Extrait de l’arrêt :
Réponse de la Cour
Vu l'obligation pour le juge de ne pas dénaturer l'écrit qui lui est soumis :
6. Pour dire que la période d'essai avait été rompue avant son expiration, l'arrêt retient qu'il est constant qu'une période d'essai se décompte en jours calendaires, sauf dispositions conventionnelles ou contractuelles contraires. Il ajoute que les premiers juges ont exactement relevé que le contrat de travail prévoyait un décompte en jours de travail effectif au sein de l'entreprise.
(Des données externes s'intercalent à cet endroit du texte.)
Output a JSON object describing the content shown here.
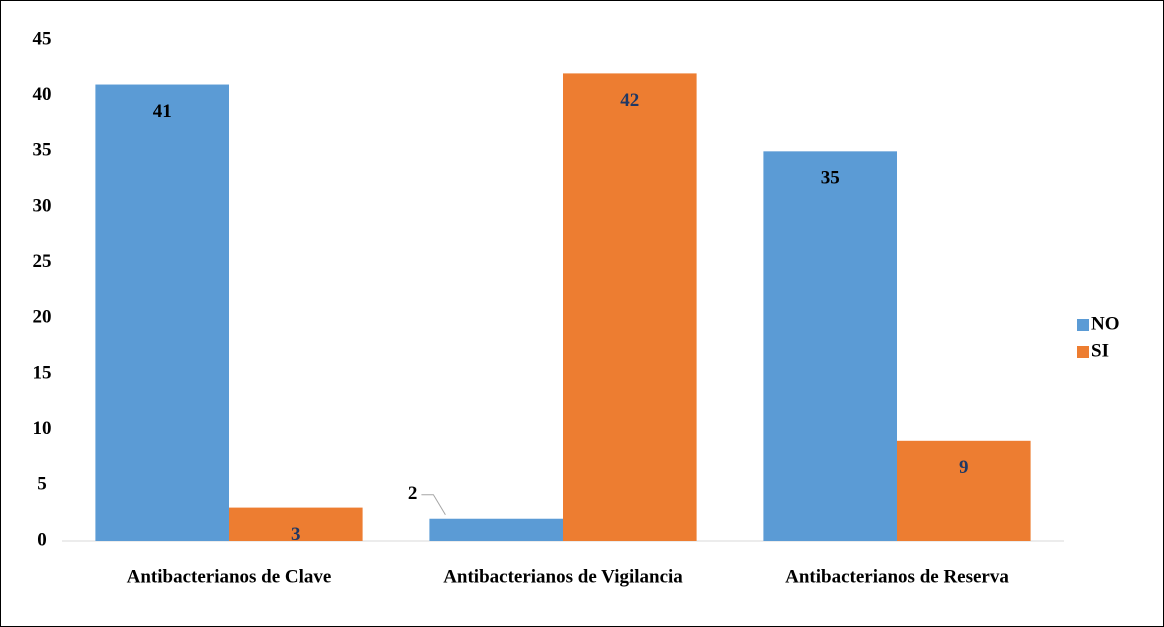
{
  "chart_data": {
    "type": "bar",
    "categories": [
      "Antibacterianos de Clave",
      "Antibacterianos de Vigilancia",
      "Antibacterianos de Reserva"
    ],
    "series": [
      {
        "name": "NO",
        "color": "#5b9bd5",
        "values": [
          41,
          2,
          35
        ]
      },
      {
        "name": "SI",
        "color": "#ed7d31",
        "values": [
          3,
          42,
          9
        ]
      }
    ],
    "ylim": [
      0,
      45
    ],
    "yticks": [
      0,
      5,
      10,
      15,
      20,
      25,
      30,
      35,
      40,
      45
    ],
    "grid": false,
    "legend": "right"
  }
}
Il en déduit que la période d'essai s'achevait le 24 juin à 24 heures.
7. En statuant ainsi, alors qu'elle avait constaté que le contrat stipulait une période d'essai de dix jours et que, par ailleurs, il se bornait à énoncer que la période d'essai est une période de travail effectif et que toute suspension qui l'affecterait (maladie, fermeture pour congés payés...) la prolongerait d'une durée égale, ce dont elle ne pouvait déduire que la période d'essai devait se décompter en jours de travail effectif, la cour d'appel, qui en a dénaturé les termes clairs et précis, a violé le principe susvisé.
Portée et conséquences de la cassation
8. Le rejet des deux premiers moyens rend irrévocable le rejet des demandes du salarié relatives à la requalification de la convention de stage et du contrat à durée déterminée en un contrat de travail à durée indéterminée, au caractère discriminatoire et à la nullité du licenciement pour violation du statut protecteur, et aux demandes subséquentes ainsi que le rejet de la demande de dommages-intérêts pour défaut de visite médicale que la critique du troisième moyen ne permet pas d'atteindre.
PAR CES MOTIFS, et sans qu'il y ait lieu de statuer sur les autres griefs, la Cour :
CASSE ET ANNULE, mais seulement en ce qu'il déboute M. [N] de sa demande tendant à faire juger que la rupture de la période d'essai s'analyse en un licenciement sans cause réelle et sérieuse et à faire condamner l'employeur au paiement d'indemnités de rupture, l'arrêt rendu le 7 mars 2019, entre les parties, par la cour d'appel de Lyon ;Remet, sur ces points, l'affaire et les parties dans l'état où elles se trouvaient avant cet arrêt et les renvoie devant la cour d'appel de Lyon autrement composée ;
Commentaire de LégiSocial
Une fois encore, la Cour de cassation apporte des précisions sur le décompte de la période d’essai.
Ce sont des précisions utiles et importantes qui permettent en effet de distinguer :
- La rupture de la période d’essai, au formalisme et conséquences financières bien spécifiques ;
- Avec un licenciement qui peut être requalifié en « licenciement nul » en cas d’erreur sur le décompte de la période d’essai (comme cela est le cas dans la présente affaire).
Le décompte de la période d’essai
Le décompte doit se faire en :
- Jours calendaires si la période d’essai est exprimée en jours ;
- En semaines civiles si la période d’essai est exprimée en semaines ;
- En mois civils si la période d’essai est exprimée en mois.
Un arrêt de la Cour de cassation (arrêt 28/04/2011, pourvois 09-40464 et 09-72165) précise que cette méthode calendaire s’applique automatiquement sauf dispositions conventionnelles ou contractuelles contraires.
« Sauf disposition conventionnelle ou contractuelle contraire, toute période d’essai, qu’elle soit exprimée en jours, en semaines ou en mois, se décompte de manière calendaire. »
Le point de départ de la période d’essai est fixé au premier jour de la prise de fonction par le salarié.
Exemples
- Période d’essai de 2 mois qui débute le 15/06/2009 se termine le 14/08/2009 à minuit.
- Période d’essai de 45 jours qui débute le 01/07/2009 se termine le 15/08/2009 à minuit
Lorsqu’une période expire normalement un samedi, un dimanche ou un jour férié, elle n’est pas prolongée jusqu’au premier jour ouvrable suivant !!
Suspension de la période d’essai
En cas de suspensions du contrat de travail, la période d’essai est suspendue.
On peut dire aussi qu’elle est prolongée d’autant.
Les cas concernés sont :
- Arrêt de travail pour maladie ;
- Arrêt de travail consécutif à un accident du travail ou une maladie professionnelle ;
- Congé sans solde ;
- Congés payés ;
- Congés pour évènements familiaux.
Nota : les périodes de formation professionnelle organisée par l’entreprise ne permettent pas, en revanche, de modifier la date de fin prévue de la période d’essai.